What is the speed of light in material b if the refractive indices of materials a and b have a ratio of na/nb = 1.46 and the speed of light in material a is 1.12 × 10^8 m/s?
Calculating the Speed of Light in Material B
The refractive index of a material is the measure of the amount of light that is refracted or bent when it enters that material. It is defined as the ratio of the speed of light in a vacuum to the speed of light in that material. Given that the refractive indices of materials a and b have a ratio of na/nb = 1.46 and the speed of light in material a is 1.12 × 10^8 m/s, we can calculate the speed of light in material b.
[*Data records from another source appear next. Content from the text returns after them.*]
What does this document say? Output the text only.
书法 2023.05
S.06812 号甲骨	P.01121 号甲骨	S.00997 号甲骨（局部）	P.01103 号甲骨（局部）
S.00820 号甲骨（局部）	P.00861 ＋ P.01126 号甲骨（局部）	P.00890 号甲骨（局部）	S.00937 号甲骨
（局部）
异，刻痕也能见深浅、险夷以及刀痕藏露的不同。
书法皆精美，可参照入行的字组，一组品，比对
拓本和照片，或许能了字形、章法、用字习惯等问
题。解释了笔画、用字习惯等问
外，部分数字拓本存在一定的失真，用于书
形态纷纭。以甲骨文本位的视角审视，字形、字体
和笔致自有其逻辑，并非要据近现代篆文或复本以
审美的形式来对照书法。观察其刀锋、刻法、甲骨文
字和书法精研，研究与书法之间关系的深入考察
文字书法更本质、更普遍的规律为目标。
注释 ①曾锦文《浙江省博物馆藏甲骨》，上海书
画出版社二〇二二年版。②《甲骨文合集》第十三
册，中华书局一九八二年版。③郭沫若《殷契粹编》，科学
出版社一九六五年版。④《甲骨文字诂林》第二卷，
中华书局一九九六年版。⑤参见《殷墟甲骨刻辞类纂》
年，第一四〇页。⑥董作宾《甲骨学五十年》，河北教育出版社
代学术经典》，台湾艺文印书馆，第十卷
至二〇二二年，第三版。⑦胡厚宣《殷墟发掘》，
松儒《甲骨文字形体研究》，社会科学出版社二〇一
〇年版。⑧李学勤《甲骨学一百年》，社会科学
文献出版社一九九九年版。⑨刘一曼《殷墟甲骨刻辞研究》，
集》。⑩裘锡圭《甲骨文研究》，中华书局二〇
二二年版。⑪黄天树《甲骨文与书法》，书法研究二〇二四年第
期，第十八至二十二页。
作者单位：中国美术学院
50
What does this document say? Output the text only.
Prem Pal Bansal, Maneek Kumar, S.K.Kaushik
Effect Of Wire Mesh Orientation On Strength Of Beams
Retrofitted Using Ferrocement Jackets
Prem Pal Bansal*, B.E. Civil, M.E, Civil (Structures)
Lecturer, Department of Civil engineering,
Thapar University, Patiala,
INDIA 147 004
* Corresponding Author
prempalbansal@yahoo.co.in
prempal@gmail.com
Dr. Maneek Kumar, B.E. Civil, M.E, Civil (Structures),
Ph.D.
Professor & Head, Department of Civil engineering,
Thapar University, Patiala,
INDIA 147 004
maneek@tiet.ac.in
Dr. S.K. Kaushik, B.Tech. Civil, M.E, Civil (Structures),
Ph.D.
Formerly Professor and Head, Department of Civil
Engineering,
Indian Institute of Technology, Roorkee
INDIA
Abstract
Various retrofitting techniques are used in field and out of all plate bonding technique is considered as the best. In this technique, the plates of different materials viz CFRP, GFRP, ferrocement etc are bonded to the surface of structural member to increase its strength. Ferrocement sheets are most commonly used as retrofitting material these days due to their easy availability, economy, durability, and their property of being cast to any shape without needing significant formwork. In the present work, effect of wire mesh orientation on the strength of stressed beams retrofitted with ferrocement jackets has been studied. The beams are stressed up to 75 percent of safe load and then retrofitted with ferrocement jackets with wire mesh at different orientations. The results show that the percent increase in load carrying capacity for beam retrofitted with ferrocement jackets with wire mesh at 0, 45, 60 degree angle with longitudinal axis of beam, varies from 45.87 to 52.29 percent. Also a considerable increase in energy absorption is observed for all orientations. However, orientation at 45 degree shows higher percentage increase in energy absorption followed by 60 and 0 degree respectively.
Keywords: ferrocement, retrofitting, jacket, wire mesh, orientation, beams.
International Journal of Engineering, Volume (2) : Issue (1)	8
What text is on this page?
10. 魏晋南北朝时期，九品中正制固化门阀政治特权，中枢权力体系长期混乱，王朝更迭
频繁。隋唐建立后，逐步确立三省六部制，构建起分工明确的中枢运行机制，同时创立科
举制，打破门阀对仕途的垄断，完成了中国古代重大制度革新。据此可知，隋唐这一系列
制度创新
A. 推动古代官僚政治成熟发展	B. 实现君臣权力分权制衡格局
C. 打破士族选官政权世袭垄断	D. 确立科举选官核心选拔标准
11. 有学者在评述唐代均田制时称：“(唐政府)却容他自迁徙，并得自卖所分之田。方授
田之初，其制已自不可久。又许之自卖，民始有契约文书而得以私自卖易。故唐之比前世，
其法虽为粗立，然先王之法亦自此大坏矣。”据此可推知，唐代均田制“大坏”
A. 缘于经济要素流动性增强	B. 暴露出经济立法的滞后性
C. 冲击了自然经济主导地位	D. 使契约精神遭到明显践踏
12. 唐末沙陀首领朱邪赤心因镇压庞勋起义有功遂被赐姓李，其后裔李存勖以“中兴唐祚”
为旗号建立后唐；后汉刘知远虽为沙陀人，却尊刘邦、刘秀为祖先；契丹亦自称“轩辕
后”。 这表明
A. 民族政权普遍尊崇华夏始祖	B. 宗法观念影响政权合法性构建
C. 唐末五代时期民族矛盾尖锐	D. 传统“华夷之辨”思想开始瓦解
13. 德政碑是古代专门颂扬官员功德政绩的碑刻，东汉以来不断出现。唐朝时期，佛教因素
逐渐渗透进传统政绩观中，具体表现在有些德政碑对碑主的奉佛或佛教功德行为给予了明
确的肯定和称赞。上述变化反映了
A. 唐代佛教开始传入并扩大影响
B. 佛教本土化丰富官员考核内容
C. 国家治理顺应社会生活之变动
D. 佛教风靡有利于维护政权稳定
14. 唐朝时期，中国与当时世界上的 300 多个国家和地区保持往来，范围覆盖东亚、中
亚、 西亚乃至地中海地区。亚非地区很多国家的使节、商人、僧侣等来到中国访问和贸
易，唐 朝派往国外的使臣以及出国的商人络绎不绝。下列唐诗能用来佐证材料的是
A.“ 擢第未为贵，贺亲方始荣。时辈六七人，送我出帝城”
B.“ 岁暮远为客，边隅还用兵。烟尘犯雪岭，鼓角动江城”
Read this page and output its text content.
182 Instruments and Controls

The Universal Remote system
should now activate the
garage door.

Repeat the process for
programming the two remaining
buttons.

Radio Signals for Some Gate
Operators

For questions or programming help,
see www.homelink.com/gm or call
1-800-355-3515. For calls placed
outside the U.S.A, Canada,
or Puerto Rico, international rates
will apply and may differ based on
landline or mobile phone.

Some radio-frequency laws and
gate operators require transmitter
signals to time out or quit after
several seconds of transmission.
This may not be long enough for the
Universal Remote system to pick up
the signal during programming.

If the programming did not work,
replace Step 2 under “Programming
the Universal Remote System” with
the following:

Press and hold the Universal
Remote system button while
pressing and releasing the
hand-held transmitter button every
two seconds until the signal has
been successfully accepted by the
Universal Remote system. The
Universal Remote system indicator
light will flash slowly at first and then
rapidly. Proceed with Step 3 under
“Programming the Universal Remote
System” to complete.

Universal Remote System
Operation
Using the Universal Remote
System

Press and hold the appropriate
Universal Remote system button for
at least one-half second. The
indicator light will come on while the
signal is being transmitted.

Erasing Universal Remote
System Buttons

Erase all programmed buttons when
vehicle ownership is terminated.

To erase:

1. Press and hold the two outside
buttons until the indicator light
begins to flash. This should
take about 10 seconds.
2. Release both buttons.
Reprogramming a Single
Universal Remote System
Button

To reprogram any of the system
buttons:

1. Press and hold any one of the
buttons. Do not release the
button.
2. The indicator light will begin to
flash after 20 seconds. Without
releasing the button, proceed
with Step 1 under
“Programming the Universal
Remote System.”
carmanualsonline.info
Step 1: Calculate the refractive index of material b.
na/nb = 1.46
Given na = speed of light in a vacuum / speed of light in material a = 3 × 10^8 m/s / 1.12 × 10^8 m/s = 2.68
Substitute na into the equation: nb = 2.68 / 1.46
nb = 1.8356
Step 2: Determine the speed of light in material b.
Speed of light in material b = speed of light in a vacuum / refractive index of material b
Speed of light in material b = 3 × 10^8 m/s / 1.8356 = 1.634 × 10^8 m/s
Therefore, the speed of light in material b is 1.634 × 10^8 m/s.